On the Strong Convergence of Forward-Backward Splitting in Reconstructing Jointly Sparse Signals...

by Nick Dexter, Hoang A Tran, Clayton Webster
Publication Type
Journal
Journal Name
Set-Valued and Variational Analysis
Publication Date
Page Numbers
1 to 15
Volume
TBA
Issue
TBA

We consider the problem of reconstructing an infinite set of sparse, finite-dimensional vectors, that share a common sparsity pattern, from incomplete measurements.
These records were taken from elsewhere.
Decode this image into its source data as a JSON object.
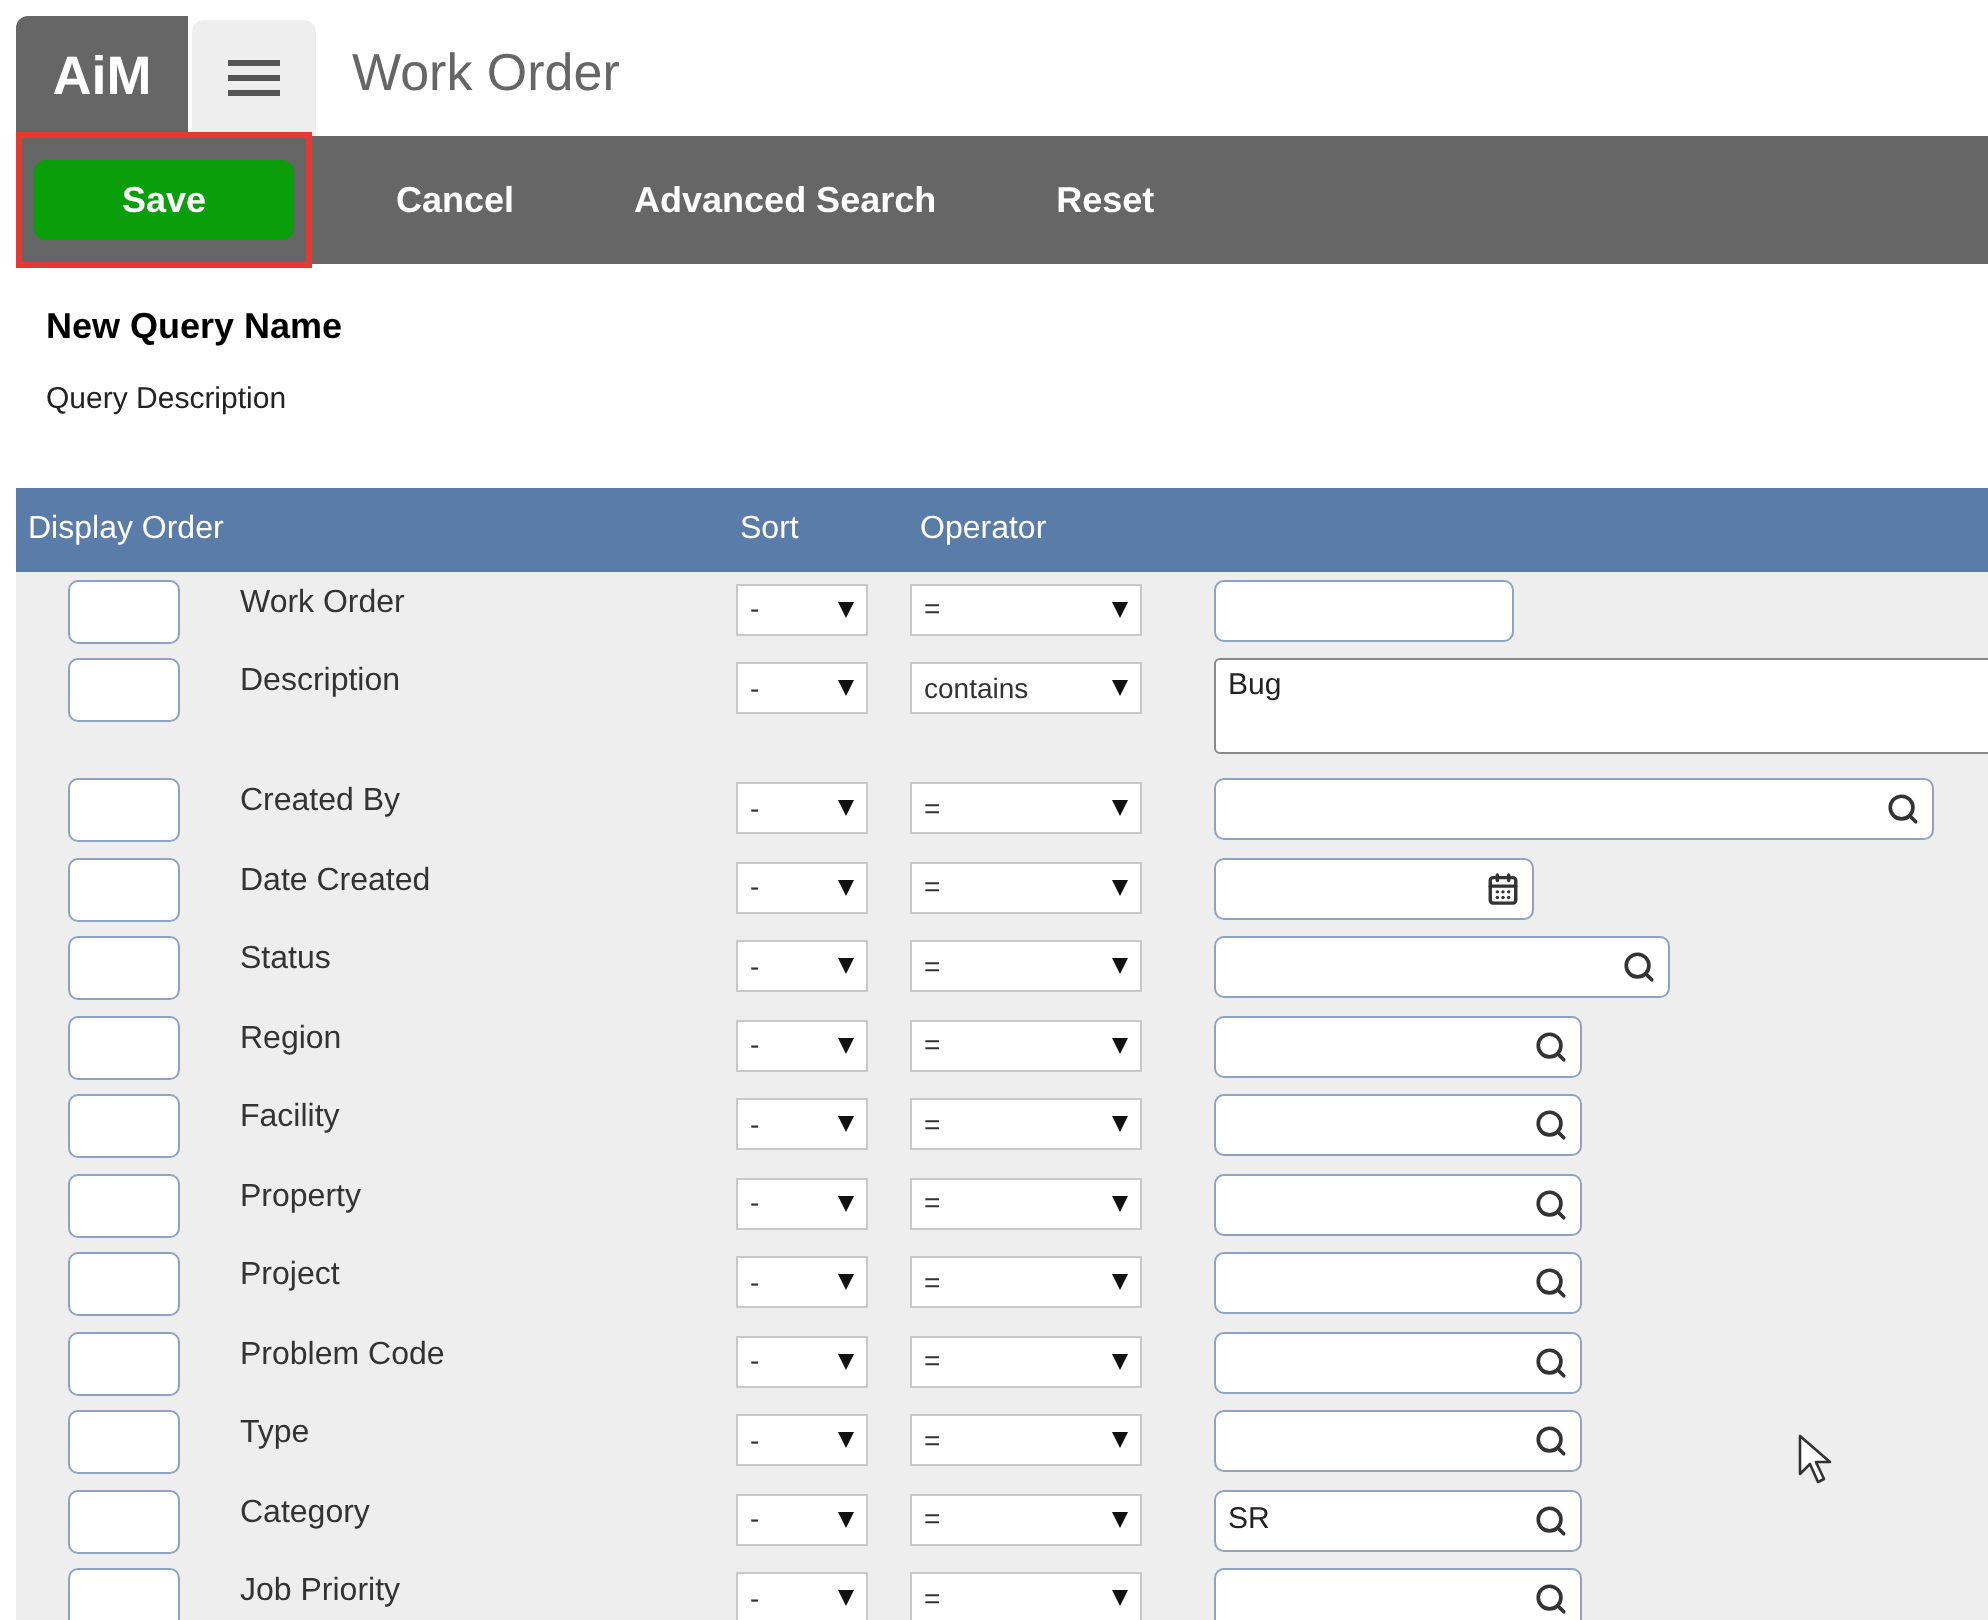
{
  "app": {
    "logo": "AiM",
    "title": "Work Order"
  },
  "toolbar": [
    {
      "label": "Save",
      "kind": "primary",
      "highlighted": true
    },
    {
      "label": "Cancel",
      "kind": "plain",
      "highlighted": false
    },
    {
      "label": "Advanced Search",
      "kind": "plain",
      "highlighted": false
    },
    {
      "label": "Reset",
      "kind": "plain",
      "highlighted": false
    }
  ],
  "query": {
    "name": "New Query Name",
    "description": "Query Description"
  },
  "table": {
    "columns": [
      "Display Order",
      "Sort",
      "Operator"
    ],
    "rows": [
      {
        "label": "Work Order",
        "sort": "-",
        "operator": "=",
        "kind": "text"
      },
      {
        "label": "Description",
        "sort": "-",
        "operator": "contains",
        "kind": "textarea",
        "value": "Bug"
      },
      {
        "label": "Created By",
        "sort": "-",
        "operator": "=",
        "kind": "lookup_wide"
      },
      {
        "label": "Date Created",
        "sort": "-",
        "operator": "=",
        "kind": "date"
      },
      {
        "label": "Status",
        "sort": "-",
        "operator": "=",
        "kind": "lookup_medium"
      },
      {
        "label": "Region",
        "sort": "-",
        "operator": "=",
        "kind": "lookup"
      },
      {
        "label": "Facility",
        "sort": "-",
        "operator": "=",
        "kind": "lookup"
      },
      {
        "label": "Property",
        "sort": "-",
        "operator": "=",
        "kind": "lookup"
      },
      {
        "label": "Project",
        "sort": "-",
        "operator": "=",
        "kind": "lookup"
      },
      {
        "label": "Problem Code",
        "sort": "-",
        "operator": "=",
        "kind": "lookup"
      },
      {
        "label": "Type",
        "sort": "-",
        "operator": "=",
        "kind": "lookup"
      },
      {
        "label": "Category",
        "sort": "-",
        "operator": "=",
        "kind": "lookup",
        "value": "SR"
      },
      {
        "label": "Job Priority",
        "sort": "-",
        "operator": "=",
        "kind": "lookup"
      }
    ]
  }
}
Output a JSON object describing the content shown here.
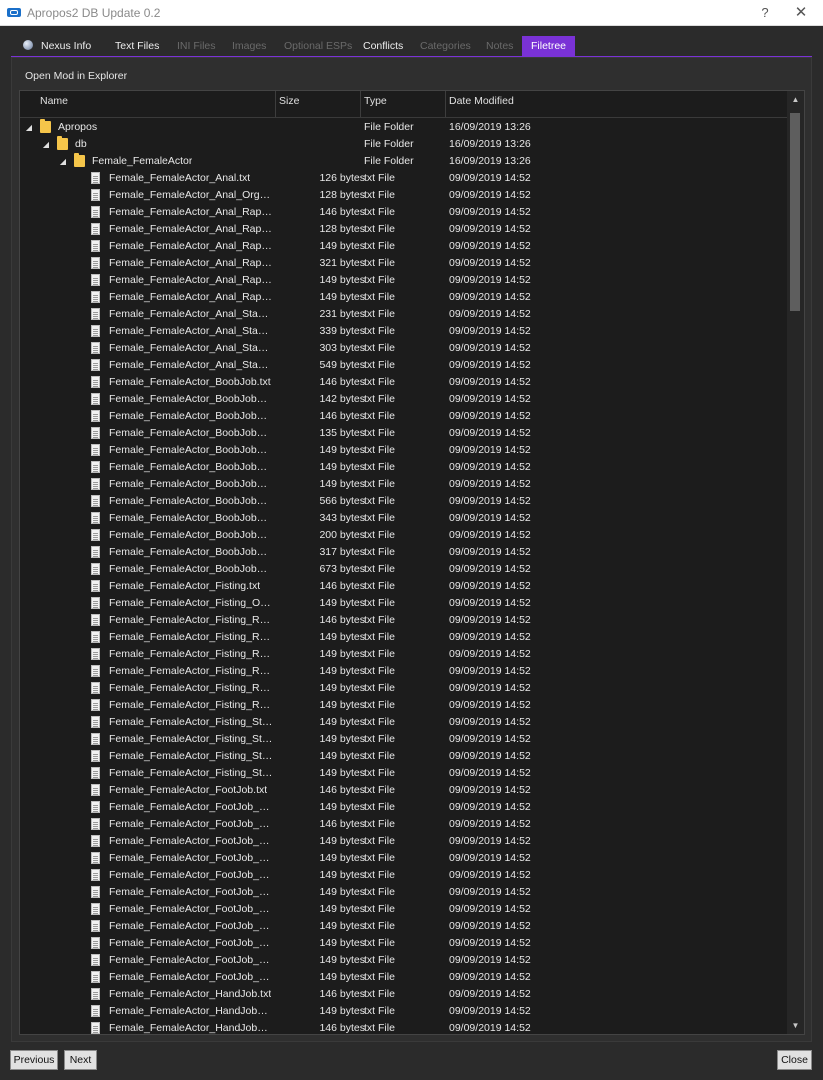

This is in contrast to the work (Daubechies et al., Pure Appl. Math. 57(11), 1413–1457, 2004), where the single vector signal can be infinite-dimensional, and (Fornasier and Rauhut, SIAM J. Numer. Anal. 46(2), 577613, 2008), which extends the aforementioned work to the joint sparse recovery of finite number of infinite-dimensional vectors. In our case, to take account of the joint sparsity and promote the coupling of nonvanishing components, we employ a convex relaxation approach with mixed norm penalty ℓ2,1. This paper discusses the computation of the solutions of linear inverse problems with such relaxation by a forward-backward splitting algorithm. However, since the solution matrix possesses infinitely many columns, the arguments of Daubechies et al. (Pure Appl. Math. 57(11), 1413–1457, 2004) no longer apply. As such, we establish new strong convergence results for the algorithm, in particular when the set of jointly sparse vectors is infinite.